Dizilerde diyaloglar ve sahneler öne çıkabilir. Ama sinemada konu bütünlüğü olmadan sadece bu yöntemle film çekmeye çalışmak olmuyor. İlk yarısı yine bir şekilde gitmiş ama ikinci yarısı hem tempo anlamında hem de devamlılık anlamında felaket. Üstelik bunlar olurken ilk filmin üzerine geçirilmiş kopya kağıdı çok belli oluyor. Yine aynı yöntemle seyirciyi güldürme çabası fazla hazırcı bir tavır. İrem Sak'ın da filme en ufak katkısı olmadığını söylemem lazım.
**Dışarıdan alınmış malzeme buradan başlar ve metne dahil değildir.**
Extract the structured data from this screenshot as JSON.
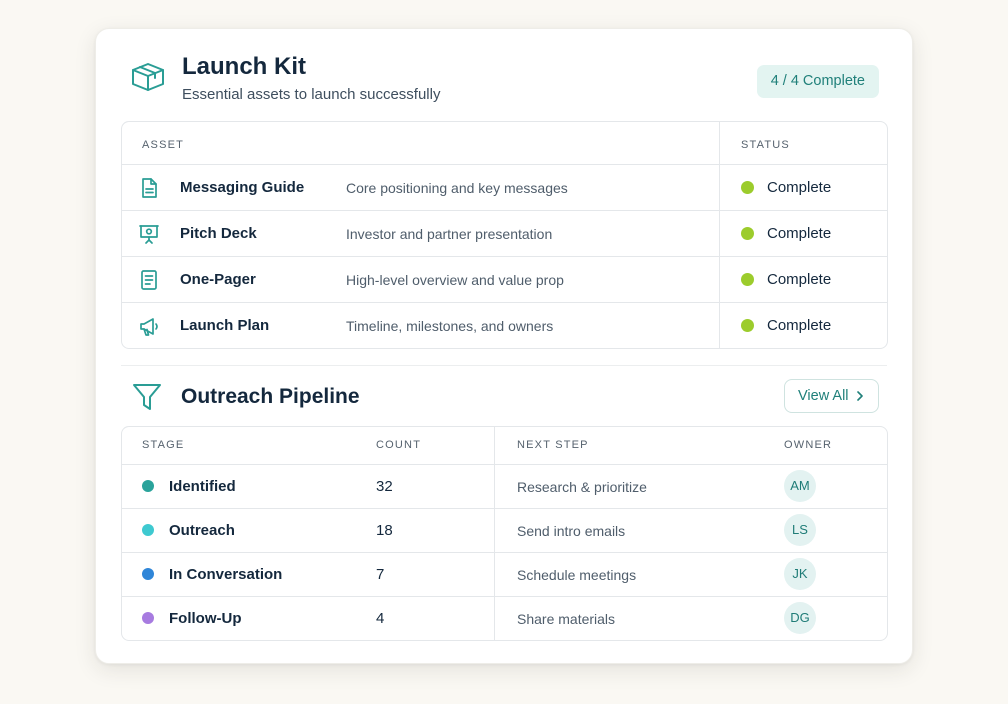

Feyyaz Yiğit ve Aziz Kedi özellikle Gibi dizisiyle iyi iş başardılar. Ama özellikle dizinin de son sonundaki abartılar, sevildik öyleyse daha fazlasını yapalım coşkusu bu filme de fazlasıyla geçmiş görünüyor. Filme gülünür mü, elbette ki. Ama gülmekten daha fazlasına da ihtiyacımız olduğu kesin.
Film net kötü. Çok klasik, ilkinin altında kalan devam filmi.
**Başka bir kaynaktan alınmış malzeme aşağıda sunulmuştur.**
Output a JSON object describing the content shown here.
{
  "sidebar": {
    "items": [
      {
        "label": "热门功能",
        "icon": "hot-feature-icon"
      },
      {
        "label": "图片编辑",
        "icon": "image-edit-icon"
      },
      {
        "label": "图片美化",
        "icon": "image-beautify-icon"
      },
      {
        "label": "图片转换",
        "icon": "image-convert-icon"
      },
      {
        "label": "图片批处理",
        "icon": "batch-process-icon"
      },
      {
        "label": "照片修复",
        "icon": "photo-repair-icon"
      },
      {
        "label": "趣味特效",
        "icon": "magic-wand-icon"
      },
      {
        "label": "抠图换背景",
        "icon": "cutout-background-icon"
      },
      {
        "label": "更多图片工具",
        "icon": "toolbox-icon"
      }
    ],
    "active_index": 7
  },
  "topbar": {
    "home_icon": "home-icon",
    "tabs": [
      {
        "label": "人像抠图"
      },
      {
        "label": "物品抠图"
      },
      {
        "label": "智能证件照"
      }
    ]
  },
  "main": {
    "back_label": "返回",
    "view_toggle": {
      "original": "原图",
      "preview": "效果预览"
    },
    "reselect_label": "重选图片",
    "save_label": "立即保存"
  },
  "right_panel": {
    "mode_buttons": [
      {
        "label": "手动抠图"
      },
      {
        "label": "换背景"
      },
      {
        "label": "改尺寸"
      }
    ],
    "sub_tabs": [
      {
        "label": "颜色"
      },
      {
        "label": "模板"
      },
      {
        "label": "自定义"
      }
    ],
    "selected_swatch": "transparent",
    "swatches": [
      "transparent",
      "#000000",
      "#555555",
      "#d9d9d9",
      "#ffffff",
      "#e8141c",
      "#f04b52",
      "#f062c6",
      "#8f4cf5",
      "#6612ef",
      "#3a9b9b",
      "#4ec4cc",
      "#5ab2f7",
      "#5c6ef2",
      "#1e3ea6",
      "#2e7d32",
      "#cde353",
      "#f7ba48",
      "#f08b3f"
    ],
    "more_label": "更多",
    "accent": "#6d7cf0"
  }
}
İşin bir diğer sinir bozucu tarafı şu, aileyle izlenemeyecek seviyeye çekmişler bir de. Bazı diyaloglar yüzünden... O sahnelere ne gerek vardı? En azından eş dostla izlenirdi ilki gibi. Bu öyle de değil.
< Bu mesaj bu kişi tarafından değiştirildi Fulton -- 12 Mayıs 2024; 5:4:5 >
Hocam ilk film de ailecek izlenecek seviyede değildi ki. Çok fazla ve gereksiz bir şekilde ağır küfür bombardımanı vardı filmde. Komik de değil dümdüz küfür ve bol bol.